Roześmiała się, a Gavin pochylił się i pocałował ją delikatnie w nagie kolano.
-Jak zrobisz sobie krzywdę to ci tego nie wybaczę. - mruknął, podwijając jej koszulę i muskając ustami najpierw gładką skórę na udzie, a potem bladą bliznę na brzuchu po postrzale.
Chciała mu coś odpowiedzieć, ale wyprostował się, złapał ją za biodra i przyciągnął bliżej do siebie.
Krzyknęła cicho zaskoczona, ale Reed natychmiast zakrył jej usta dłonią.
-Cśśśś... - syknął rozbawiony, cofając rękę - Nie chcemy obudzić potwora za ścianą.
Uśmiechnęła się z zadowoleniem.
-W takim razie lepiej mnie pocałuj.
***
Babooshka - Kate Bush
Jeffrey Fowler nie miał łatwego zadania, kiedy dowiedział się, że paru jego szczególnie dobrych oficerów planuje tymczasową zmianę pracy. Nie spodziewał się również, że wszyscy się dostaną i paskudna sytuacja kadrowa w której się znalazł wyjątkowo go zmęczyła, udało mu się jednak nie dopuścić do tego, by komenda rozleciała się na kawałki.
I tym sposobem cała ich czwórka stała się częścią zespołu, który zdaniem Thomasa Howarda skazany był na porażkę.
Szybko jednak okazało się, że komendant Evan Lincoln dowodzący jednostką, sporo młodszy od szefa policji Detroit, wie co robi i ma naprawdę dobre oko do wyjątkowych ludzi, co udowodniły już pierwsze szkolenia.
Natychmiastowym zaskoczeniem okazała się damska część oddziału.

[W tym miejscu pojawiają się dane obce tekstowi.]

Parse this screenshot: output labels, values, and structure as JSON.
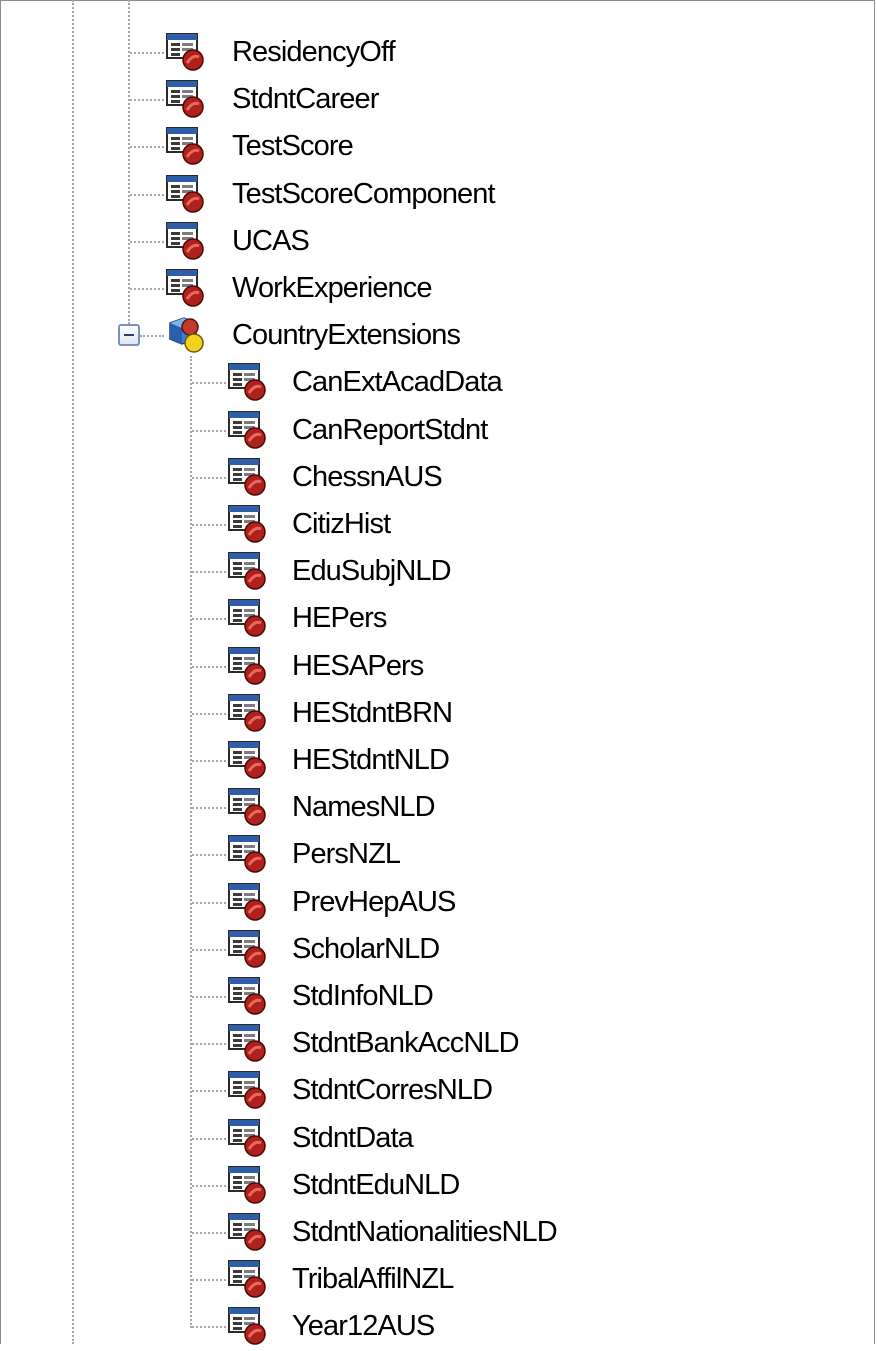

Tina Chen, choć drobna i niepozorna, okazała się być silna jak na swoje rozmiary, a także miała w rękawie niespodziewanego asa. Była piekielnie szybka. Była w stanie nadążyć za Connorem w zdecydowanej większości sytuacji, a on przecież właściwie się nie męczył, więc było to całkiem imponujące.
-Pobiłam rekord szkoły na trzech dystansach w liceum. - śmiała się - Dobrze wiedzieć, że tak całkiem tego nie straciłam.
Marcia była uosobieniem chaosu. Cierpiała na nadmiar energii i niedobór koncentracji, ale była absolutnym wirtuozem strzelnictwa i Thomas z niechęcią musiał przyznać, że w całej swojej długiej karierze widział bardzo niewielu młodych policjantów, którzy tak dobrze obchodziliby się z bronią. Szczególnie wyjątkowo radziła sobie z ruchomymi celami, a to był ogromny atut.
-Powinnaś być snajperem, nie detektywem. - rzucił któregoś dnia Lincoln, obserwując ją na strzelnicy i nawet przez ochronne gogle widział, jak zaświeciły jej się oczy.
Reed doprowadzał Howarda do szału i już po kilku pierwszych akcjach jego plik w aktach był tak pogryzdany ołówkiem, że ledwo dało się go odczytać.
Odważny.
Nierozsądny.
Kompletnie szalony.
Niewyparzona gęba.
Dupek.
Dupek.
Straszny dupek.
Owszem, był w niezłej formie i nie był głupi, ale szef nie był do końca pewien, dlaczego Lincoln tak się upierał przy tym, żeby z nim pracować, skoro w niczym nie jest wybitny.
A potem zaczął współpracować z Anderesonem.
Jako że to właśnie tych dwóch miało największe doświadczenie śledcze, to oni razem zajmowali się znajdowaniem podejrzanych, wynajdywaniem ukrytych siedzib organizacji, czy sprawdzaniem tropów i z początku wszyscy byli pewni, że prędzej czy później wydrapią sobie nawzajem oczy.
O ile już od dłuższego czasu byli w stanie w miarę pokojowo koegzystować przy jednym ekspresie do kawy i nawet zaczęli się lubić, o tyle wspólne dochodzenie to była zupełnie inna sprawa.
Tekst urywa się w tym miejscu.